WINDOWS 10

Windows 10 New Start menu de-emphasizes Live Tiles

Microsoft is “exploring” a new Windows 10 Start menu design that will see the company de-emphasize its Live Tiles. The potential changes were revealed in a Windows Insider podcast today and are designed to “visually differentiate the Start menu from something that’s chaotic color to something that’s more uniform.” Microsoft is looking at reducing the color of the blocks of the tiled interface on the Start menu to simplify it and make it easier to scan for apps.

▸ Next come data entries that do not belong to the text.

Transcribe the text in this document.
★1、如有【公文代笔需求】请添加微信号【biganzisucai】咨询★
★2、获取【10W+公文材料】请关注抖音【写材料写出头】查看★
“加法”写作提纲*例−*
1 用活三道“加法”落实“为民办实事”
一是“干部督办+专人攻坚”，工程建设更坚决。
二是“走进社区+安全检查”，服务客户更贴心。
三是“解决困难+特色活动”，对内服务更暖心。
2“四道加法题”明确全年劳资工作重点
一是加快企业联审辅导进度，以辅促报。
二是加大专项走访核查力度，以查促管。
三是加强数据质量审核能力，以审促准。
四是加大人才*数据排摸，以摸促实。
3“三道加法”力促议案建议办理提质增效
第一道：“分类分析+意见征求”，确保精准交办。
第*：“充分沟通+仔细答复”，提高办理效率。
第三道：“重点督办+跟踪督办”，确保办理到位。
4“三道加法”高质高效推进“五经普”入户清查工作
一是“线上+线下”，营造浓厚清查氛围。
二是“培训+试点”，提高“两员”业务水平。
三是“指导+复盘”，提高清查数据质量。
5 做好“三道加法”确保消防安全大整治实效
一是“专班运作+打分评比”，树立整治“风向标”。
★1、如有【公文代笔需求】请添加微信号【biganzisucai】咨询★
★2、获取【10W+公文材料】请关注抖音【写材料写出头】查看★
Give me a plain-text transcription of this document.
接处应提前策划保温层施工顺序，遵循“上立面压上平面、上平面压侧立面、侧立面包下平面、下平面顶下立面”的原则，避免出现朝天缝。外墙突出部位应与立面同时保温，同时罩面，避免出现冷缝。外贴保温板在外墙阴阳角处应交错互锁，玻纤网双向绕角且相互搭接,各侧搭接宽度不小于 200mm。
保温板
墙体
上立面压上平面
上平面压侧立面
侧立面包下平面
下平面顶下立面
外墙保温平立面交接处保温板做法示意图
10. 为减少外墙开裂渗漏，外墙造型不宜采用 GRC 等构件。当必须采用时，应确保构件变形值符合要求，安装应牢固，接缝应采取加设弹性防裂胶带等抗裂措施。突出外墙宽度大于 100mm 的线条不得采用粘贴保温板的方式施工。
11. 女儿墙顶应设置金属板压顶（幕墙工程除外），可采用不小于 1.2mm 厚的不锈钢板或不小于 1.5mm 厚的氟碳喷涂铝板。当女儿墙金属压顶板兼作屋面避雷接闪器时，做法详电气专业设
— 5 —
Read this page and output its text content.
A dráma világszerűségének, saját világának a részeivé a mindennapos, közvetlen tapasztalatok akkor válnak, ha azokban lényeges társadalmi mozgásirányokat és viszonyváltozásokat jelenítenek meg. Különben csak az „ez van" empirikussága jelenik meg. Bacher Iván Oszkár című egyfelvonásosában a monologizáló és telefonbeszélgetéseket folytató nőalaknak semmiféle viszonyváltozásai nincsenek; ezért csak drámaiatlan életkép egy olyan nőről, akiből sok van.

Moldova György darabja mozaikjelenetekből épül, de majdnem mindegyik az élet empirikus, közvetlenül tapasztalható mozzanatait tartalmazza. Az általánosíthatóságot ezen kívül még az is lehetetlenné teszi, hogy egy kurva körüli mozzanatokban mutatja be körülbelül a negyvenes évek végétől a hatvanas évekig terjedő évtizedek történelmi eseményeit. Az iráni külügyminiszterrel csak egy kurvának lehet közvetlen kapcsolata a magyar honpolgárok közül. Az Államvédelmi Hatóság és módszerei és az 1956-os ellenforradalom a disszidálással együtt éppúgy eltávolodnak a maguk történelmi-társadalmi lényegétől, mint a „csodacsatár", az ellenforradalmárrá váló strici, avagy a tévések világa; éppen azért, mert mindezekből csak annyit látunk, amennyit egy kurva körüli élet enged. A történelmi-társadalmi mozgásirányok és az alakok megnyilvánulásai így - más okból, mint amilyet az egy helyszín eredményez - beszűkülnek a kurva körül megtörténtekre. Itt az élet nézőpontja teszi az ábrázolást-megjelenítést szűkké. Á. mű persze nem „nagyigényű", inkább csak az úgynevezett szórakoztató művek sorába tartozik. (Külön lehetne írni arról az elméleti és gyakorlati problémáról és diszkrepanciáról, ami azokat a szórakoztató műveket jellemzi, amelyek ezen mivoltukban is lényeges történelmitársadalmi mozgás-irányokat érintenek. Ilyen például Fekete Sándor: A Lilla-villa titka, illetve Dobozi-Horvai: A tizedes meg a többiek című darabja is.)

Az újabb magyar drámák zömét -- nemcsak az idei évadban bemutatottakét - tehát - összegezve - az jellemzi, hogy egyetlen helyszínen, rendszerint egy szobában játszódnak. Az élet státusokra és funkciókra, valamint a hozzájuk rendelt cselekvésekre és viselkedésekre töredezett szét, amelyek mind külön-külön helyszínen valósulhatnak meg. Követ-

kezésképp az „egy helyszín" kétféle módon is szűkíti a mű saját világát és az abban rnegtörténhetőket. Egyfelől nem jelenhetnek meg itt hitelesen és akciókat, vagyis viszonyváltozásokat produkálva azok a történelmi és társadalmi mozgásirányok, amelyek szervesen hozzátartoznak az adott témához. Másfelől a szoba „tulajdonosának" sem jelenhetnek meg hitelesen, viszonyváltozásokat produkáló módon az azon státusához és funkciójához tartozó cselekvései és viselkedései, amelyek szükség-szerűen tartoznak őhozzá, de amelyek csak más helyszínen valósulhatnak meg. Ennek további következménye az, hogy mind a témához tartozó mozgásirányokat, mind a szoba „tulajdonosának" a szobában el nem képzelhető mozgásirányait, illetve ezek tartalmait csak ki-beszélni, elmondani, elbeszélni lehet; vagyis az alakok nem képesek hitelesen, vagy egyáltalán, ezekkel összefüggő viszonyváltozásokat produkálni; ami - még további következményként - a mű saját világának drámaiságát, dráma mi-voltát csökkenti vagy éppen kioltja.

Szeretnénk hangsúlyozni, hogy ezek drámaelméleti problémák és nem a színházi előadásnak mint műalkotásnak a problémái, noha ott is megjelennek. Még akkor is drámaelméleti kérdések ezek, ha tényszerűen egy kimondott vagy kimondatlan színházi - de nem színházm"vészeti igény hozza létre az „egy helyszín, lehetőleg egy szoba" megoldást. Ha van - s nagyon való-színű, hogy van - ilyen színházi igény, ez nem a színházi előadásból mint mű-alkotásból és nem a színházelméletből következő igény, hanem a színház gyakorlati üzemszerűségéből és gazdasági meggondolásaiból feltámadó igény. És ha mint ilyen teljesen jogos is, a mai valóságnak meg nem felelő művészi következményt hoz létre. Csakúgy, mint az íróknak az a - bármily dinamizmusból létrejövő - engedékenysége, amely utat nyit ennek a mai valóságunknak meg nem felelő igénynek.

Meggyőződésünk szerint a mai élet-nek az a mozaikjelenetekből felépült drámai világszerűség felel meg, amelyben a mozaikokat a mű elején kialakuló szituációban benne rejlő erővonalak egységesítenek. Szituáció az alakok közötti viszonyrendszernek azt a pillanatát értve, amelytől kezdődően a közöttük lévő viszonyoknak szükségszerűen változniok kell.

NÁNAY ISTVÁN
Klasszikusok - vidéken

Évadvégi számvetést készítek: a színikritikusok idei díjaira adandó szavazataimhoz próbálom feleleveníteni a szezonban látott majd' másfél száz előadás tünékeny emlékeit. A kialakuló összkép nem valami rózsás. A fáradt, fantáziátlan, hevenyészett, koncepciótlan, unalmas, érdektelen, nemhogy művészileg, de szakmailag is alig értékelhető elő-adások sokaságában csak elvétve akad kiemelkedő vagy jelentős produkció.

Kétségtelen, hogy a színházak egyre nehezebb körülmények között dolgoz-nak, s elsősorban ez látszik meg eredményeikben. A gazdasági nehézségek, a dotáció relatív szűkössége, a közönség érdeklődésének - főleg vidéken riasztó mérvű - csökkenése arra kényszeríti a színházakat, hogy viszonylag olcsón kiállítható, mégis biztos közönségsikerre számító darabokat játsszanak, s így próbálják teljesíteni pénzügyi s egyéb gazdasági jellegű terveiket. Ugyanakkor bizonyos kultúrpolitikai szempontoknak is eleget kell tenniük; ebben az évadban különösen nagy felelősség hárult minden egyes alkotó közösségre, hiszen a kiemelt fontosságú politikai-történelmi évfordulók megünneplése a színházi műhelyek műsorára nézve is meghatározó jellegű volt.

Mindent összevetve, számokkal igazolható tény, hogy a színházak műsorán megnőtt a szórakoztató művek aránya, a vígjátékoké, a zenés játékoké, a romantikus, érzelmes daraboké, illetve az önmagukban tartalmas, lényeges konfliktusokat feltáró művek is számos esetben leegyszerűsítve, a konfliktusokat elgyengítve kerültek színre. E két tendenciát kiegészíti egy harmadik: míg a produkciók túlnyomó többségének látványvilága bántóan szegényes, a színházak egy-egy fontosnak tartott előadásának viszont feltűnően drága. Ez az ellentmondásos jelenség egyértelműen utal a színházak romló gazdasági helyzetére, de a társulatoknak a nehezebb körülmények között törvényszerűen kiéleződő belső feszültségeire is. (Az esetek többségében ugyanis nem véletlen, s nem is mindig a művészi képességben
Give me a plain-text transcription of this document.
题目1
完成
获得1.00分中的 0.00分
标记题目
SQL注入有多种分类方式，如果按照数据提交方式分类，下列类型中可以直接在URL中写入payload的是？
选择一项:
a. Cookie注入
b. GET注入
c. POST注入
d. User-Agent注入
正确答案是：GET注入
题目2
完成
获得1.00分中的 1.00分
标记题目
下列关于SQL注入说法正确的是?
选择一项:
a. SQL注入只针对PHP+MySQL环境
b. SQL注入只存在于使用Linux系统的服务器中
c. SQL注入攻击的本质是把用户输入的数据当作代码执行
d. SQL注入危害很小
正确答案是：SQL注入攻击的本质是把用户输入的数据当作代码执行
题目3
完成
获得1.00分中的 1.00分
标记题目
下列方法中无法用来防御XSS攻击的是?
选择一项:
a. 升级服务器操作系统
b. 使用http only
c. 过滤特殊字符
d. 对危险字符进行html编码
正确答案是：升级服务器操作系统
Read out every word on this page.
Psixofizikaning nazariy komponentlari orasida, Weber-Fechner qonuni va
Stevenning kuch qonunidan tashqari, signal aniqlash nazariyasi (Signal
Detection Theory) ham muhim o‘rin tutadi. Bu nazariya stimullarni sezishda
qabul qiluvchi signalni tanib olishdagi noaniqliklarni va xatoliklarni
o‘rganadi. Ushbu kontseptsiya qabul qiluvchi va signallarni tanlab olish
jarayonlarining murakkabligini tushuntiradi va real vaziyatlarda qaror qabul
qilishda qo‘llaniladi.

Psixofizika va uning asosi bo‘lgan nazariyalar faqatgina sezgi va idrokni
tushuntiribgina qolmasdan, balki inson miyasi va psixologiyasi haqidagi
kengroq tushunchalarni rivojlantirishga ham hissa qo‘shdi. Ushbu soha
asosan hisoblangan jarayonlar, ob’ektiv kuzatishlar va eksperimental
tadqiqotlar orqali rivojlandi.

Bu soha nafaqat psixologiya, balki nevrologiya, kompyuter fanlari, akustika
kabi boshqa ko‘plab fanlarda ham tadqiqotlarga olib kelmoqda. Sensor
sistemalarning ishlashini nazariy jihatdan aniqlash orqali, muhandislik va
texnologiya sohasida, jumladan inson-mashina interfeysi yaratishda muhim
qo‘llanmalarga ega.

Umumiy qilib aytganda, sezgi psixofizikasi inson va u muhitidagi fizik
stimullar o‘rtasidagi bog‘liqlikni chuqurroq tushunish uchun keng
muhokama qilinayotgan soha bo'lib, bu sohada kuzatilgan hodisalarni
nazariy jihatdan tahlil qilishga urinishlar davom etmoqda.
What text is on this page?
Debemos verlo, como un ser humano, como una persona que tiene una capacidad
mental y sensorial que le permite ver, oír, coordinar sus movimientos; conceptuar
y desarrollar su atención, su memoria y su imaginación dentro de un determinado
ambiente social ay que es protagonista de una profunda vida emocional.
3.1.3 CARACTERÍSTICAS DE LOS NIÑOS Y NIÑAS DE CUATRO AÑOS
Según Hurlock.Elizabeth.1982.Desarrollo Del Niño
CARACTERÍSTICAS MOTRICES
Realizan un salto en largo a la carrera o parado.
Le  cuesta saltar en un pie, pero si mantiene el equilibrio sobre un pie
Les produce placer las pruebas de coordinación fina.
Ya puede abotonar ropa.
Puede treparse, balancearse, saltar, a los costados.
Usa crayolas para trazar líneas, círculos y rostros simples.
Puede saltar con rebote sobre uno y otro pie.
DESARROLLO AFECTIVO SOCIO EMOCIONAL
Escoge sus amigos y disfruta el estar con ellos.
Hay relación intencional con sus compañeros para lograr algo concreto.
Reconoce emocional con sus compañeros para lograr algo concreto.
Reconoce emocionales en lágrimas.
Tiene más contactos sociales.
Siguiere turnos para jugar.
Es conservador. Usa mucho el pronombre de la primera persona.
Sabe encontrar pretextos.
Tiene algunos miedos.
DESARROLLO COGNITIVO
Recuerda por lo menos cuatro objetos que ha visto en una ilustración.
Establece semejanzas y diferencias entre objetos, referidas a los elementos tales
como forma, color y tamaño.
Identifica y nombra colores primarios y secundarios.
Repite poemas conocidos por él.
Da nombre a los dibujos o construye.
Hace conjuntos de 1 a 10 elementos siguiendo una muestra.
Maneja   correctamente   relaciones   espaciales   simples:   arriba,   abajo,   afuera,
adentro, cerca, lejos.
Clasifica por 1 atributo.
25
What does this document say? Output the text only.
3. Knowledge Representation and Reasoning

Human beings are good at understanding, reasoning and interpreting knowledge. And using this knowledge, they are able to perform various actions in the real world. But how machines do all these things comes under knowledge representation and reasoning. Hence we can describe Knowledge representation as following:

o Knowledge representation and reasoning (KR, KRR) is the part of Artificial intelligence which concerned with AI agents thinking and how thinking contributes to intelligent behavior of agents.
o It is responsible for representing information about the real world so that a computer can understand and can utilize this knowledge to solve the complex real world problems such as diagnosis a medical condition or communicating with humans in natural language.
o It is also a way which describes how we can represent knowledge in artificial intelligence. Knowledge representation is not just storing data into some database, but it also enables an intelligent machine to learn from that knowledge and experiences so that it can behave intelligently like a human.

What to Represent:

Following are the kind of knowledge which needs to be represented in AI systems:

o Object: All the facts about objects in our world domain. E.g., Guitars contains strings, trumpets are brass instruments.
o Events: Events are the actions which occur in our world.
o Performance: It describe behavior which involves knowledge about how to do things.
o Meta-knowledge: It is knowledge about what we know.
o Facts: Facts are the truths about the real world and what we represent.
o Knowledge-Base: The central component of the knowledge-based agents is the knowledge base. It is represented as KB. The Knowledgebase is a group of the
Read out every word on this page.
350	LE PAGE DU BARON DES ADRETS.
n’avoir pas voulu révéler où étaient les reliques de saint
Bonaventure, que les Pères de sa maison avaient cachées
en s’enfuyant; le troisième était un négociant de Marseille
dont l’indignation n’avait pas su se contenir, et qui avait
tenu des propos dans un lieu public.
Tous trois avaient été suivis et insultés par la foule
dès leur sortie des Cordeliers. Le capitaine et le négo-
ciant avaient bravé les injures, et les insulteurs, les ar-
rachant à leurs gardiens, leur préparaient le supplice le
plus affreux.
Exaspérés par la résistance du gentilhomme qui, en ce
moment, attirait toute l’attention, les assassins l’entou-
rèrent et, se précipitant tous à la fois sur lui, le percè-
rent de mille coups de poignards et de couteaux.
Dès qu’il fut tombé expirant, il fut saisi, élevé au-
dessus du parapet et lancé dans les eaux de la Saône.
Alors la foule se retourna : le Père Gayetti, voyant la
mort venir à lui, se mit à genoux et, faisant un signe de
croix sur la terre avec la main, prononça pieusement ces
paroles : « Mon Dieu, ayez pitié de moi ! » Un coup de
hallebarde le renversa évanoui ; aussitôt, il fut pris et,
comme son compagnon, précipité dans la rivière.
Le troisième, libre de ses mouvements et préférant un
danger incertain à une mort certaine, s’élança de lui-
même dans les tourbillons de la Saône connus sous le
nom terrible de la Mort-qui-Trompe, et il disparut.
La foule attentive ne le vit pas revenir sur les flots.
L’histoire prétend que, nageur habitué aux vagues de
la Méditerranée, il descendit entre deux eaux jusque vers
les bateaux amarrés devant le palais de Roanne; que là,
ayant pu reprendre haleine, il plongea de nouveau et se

The software maker has been using Live Tiles on the Start menu in Windows 10 ever since it launched nearly five years ago, providing animated and flipping icons that were similar to Windows Phone. Microsoft has already dropped Live Tiles from its Windows 10X Start menu for dual screens, but the company claims the colorful tiled interface isn’t going away in the main desktop OS despite this new design direction.

Windows 10X is the canary in the coal mine. This new version of Windows 10 is designed for dual-screen devices, but that’s not all it is. Windows 10X is a modern version of Windows 10 that runs applications in containers. Beyond that, it includes a new, simplified interface.That simplified interface includes a new Start menu. Rather than featuring live tiles, it provides a simplified list of your installed applications. It’s a grid-based view with icons rather than tiles.Windows 10X is still in development and hasn’t been released yet. Microsoft is clearly using it as a test platform for a simplified desktop interface, and the new Start menu is a part of that. If you want to know the safest way to buy Windows 10 Key Code, I recommend you buy it via z2u.com, the site has been officially certified,so it’s very safe.

Currently, Microsoft plans to continue supporting Live Tiles. You can disable them in the current builds of Windows 10, but the UI looks odd without them. With the new Star Menu, Microsoft is exploring ways to make the icons pop. The large colored squares are gone, replaced with translucent squares and rectangles with icons inside. Microsoft also showed the new design in both light and dark mode. It looks a lot like the new Windows 10X start menu for dual-screen devices.

While Microsoft is professing a commitment to Live Tiles, this feels like unenthusiastic lip service. It seems likely that Google will ditch Live Tiles entirely if Windows 10X and the tentative redesign shown in the livestream work out. This is still just an early preview of proposed design changes. It might take a long time for the new Start menu to become part of Windows.